Moosehorn National Wildlife Refuge is the easternmost such refuge in the United States and part of a vast federal system designed to protect wildlife and its habitat while providing for wildlife-related education and recreation opportunities.
One of the 11 refuge units in Maine managed by the U.S. Fish and Wildlife Service, Moosehorn encompasses 30,000 acres of remote woods and waters – a little over 20,000 acres in Baring Plantation and just under 9,000 acres in nearby Edmunds Township, located about 100 miles east of Bangor and less than 25 miles from the Canadian border crossing in Lubec.
At Baring Plantation, there is a diverse landscape of hills, ledge outcrops, streams, lakes, bogs and marshes. The northern hardwood and spruce-fir forests, along with old-growth white pines, are home to a bounty of bird life, as well as black bears, white-tailed deer and coyotes. The American woodcock is intensively studied and managed at Moosehorn to better understand and help reverse its population decline.

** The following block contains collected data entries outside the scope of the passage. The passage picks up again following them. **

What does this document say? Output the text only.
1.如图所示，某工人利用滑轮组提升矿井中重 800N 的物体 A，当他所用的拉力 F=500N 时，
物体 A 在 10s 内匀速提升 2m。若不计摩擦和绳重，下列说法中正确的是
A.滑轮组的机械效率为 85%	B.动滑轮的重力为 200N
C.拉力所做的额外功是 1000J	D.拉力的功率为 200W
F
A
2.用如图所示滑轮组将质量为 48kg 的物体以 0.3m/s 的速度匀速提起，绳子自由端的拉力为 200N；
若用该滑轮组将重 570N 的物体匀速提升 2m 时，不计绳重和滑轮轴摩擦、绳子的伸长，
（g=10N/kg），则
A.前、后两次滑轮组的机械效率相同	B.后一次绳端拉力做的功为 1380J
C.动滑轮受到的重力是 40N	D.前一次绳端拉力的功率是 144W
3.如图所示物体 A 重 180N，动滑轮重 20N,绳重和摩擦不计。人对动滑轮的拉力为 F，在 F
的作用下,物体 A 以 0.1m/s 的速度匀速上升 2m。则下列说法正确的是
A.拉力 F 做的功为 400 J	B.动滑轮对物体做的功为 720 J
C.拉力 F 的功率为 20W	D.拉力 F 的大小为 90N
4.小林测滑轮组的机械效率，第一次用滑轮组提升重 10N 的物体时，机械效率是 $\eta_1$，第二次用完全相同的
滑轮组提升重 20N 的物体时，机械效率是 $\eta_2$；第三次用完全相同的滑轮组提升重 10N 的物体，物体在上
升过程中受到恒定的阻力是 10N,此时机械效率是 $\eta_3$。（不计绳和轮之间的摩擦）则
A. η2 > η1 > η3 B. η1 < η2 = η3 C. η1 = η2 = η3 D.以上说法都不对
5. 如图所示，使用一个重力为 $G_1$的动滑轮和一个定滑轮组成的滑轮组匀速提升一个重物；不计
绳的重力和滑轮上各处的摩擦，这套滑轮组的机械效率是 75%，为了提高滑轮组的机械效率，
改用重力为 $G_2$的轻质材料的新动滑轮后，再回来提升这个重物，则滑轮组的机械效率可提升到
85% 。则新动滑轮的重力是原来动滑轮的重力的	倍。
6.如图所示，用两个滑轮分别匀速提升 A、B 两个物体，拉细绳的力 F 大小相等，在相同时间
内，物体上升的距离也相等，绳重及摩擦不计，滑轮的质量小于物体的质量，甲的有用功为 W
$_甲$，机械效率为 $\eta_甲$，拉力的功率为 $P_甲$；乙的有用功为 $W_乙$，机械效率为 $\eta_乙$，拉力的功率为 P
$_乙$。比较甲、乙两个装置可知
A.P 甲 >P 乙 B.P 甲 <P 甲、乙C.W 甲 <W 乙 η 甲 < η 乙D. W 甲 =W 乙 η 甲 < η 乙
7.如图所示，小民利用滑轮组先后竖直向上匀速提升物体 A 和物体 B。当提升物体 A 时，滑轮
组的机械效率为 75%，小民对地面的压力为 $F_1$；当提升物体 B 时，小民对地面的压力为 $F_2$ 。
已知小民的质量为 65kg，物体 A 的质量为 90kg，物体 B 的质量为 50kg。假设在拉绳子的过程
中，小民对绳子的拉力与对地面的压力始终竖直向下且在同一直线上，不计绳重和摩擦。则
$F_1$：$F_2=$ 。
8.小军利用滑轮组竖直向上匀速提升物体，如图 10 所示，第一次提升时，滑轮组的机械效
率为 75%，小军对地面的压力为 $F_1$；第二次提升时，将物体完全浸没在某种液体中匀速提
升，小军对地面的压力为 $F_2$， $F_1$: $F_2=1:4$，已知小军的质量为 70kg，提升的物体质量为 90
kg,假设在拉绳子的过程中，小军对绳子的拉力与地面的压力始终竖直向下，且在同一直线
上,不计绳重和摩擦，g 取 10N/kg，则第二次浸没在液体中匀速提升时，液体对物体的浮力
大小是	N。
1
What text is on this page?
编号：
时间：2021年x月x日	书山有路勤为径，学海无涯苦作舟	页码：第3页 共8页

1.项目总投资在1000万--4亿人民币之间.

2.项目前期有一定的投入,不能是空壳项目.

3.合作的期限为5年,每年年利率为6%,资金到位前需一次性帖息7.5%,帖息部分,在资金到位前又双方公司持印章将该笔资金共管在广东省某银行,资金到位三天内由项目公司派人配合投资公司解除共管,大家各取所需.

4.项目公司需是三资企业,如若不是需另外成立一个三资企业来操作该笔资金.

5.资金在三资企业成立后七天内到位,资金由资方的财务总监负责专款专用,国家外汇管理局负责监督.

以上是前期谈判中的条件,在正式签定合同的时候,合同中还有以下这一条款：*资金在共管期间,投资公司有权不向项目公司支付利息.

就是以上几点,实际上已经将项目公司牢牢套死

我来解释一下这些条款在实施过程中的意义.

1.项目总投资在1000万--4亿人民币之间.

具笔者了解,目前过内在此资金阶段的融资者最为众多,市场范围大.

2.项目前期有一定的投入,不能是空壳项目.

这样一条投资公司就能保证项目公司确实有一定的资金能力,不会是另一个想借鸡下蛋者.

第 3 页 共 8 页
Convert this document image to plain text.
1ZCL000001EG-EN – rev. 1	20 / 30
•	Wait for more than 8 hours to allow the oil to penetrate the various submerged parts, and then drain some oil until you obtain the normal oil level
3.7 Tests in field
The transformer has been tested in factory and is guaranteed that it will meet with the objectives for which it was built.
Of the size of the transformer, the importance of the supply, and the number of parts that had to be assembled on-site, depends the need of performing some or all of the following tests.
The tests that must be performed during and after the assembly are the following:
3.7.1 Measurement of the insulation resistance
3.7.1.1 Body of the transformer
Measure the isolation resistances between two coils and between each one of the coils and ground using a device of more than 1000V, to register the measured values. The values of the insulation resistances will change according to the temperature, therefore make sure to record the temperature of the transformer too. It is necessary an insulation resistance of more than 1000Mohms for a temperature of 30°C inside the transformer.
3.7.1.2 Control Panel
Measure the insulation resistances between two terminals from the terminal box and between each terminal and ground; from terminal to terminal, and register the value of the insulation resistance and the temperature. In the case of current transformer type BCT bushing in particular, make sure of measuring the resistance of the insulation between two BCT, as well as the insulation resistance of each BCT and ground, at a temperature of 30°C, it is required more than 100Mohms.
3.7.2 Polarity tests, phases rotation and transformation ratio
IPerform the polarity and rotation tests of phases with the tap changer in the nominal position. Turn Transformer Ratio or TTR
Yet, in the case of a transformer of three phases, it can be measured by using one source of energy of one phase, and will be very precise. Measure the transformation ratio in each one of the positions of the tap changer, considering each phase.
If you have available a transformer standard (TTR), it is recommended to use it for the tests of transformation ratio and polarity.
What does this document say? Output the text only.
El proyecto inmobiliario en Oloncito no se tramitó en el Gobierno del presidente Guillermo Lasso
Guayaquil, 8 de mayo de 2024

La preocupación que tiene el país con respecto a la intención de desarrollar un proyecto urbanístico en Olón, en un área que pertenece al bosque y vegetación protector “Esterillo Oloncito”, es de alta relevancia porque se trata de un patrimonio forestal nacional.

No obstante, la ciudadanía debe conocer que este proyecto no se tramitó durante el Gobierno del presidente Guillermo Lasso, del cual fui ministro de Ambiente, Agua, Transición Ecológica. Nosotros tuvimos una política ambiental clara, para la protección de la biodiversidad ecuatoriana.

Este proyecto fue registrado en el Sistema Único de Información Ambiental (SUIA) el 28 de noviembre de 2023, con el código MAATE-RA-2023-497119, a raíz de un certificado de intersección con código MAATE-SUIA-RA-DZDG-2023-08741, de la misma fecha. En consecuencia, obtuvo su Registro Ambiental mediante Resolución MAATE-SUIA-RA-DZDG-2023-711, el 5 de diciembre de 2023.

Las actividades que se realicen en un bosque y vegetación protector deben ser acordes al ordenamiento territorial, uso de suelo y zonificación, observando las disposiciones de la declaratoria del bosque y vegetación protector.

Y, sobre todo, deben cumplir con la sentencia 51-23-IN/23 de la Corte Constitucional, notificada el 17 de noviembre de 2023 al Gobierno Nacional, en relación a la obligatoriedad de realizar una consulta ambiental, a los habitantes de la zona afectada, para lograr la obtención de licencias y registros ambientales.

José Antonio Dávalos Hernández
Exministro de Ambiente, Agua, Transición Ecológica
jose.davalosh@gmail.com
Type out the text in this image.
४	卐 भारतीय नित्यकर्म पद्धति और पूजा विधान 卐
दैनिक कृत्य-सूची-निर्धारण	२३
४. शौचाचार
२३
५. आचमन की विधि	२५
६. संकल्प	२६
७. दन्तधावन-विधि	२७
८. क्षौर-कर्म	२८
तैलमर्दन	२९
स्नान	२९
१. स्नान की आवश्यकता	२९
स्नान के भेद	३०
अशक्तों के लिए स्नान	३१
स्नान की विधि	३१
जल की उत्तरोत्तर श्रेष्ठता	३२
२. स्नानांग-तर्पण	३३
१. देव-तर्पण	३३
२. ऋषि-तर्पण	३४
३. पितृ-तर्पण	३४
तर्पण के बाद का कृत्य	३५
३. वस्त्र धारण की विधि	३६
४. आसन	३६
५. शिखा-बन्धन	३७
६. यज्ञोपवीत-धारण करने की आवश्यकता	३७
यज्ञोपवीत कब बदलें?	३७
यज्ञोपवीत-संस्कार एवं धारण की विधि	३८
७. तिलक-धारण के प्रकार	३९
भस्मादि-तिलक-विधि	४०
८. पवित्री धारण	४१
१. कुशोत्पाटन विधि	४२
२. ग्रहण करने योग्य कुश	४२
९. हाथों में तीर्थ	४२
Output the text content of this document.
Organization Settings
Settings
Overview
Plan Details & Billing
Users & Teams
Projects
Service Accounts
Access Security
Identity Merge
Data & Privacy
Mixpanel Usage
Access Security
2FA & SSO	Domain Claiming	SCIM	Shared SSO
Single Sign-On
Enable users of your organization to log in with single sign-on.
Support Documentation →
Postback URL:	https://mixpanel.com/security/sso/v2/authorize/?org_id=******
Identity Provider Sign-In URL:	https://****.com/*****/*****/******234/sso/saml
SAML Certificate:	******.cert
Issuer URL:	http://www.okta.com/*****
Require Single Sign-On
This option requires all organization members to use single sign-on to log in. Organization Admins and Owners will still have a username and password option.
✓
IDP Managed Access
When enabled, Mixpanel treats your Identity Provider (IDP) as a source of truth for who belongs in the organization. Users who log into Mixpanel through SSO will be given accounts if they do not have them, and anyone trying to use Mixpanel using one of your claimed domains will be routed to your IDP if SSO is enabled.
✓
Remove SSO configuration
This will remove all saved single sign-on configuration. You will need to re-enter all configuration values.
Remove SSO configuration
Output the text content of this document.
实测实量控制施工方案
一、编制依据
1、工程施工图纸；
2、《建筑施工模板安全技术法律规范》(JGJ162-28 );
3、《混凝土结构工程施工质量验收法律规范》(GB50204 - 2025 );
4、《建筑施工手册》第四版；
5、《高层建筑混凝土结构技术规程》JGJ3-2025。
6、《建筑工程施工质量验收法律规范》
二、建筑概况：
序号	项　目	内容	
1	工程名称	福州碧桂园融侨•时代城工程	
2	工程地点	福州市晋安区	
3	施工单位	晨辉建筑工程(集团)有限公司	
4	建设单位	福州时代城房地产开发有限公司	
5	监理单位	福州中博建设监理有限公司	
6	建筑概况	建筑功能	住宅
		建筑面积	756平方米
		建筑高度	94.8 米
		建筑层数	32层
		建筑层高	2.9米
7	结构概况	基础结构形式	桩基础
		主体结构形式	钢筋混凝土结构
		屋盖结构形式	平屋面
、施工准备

A variety of hiking trails emanate from the area around the refuge headquarters, located just off Charlotte Road in the Baring unit. Woodcock Trail is a short accessible path that introduces visitors to the namesake bird. Bird Walk is a short jaunt for birding enthusiasts interested in some of the more than 220 avian species that have been identified in the refuge. Raven Trail is a 1.25-mile interpretive route that describes the importance of maintaining proper wildlife habitat.
Fifty miles of old gravel roads, many slowly reverting back to the forest and all closed to vehicles, offer plenty of access to the sights and sounds of Moosehorn, roughly one-third of which is federally designated wilderness. The Headquarters Loop is a popular 2.5-mile interpretive track following the Two-Mile Meadow and Mile Bridge roads.
For a good introduction to the Moosehorn backcountry, hikers will want to shoulder day packs and strike off for the Headquarters Road Trail and then the Tower Trail, a wonderful 5.4-mile out-and-back journey that leads to the wooded summit of Bald Mountain and its ruined wooden firetower.
The section of Headquarters Road Trail between the trailhead and Mullen Meadow is signed as part East Coast Greenway, a nearly 3,000-mile multi-use pathway stretching from Key West, Florida to nearby Calais, Maine. Along here, hikers will pass several areas that have been clear-cut, a forest management tool used to create openings in the woods to help spur the young, brushy growth that offers both food and cover for wildlife. Fire is another important habitat enhancement tool used at Moosehorn.
Beyond the extensive wetlands of Mullen Meadow, the trail narrows to enter the National Wilderness Area. Just ahead is the Bertrand E. Smith Natural Area, 160 glorious acres set aside in the late 1940’s to preserve a representative sample of old growth white pines, which, along with many impressive red pines – many exceeding two feet in diameter – dominate the forest canopy.
Tower Trail is a 0.7-mile spur that ends atop 448-foot Bald Mountain, where the downed remains of the former 100-foot firetower lie amid the thick woods. The old concrete stanchions, bolts, cables, a barrel, steps and a cabin frame all show a bygone era in forest fire protection.
Hikers will find plenty more opportunities to explore Moosehorn. A few miles north of the refuge headquarters on the outskirts of Calais is Magurrewock Mountain, a 384-foot peak accessed by a one-mile trail. To the south, Bells Mountain and Crane Mountain in the Edmunds unit of the refuge offer two fun loop hikes just shy of a mile each.
Given that the Moosehorn National Wildlife Refuge in far Downeast Maine is a healthy drive for a good many Maine hikers (it’s about 230 miles from Portland, for example), it’s probably a good idea to consider making it a weekend camping extravaganza. Cobscook Bay State Park in Edmunds has 125 fabulous campsites, many situated right on Whiting Bay. Hot showers are a bonus. The park also features pleasant foot trails leading to Littles and Cunningham mountains.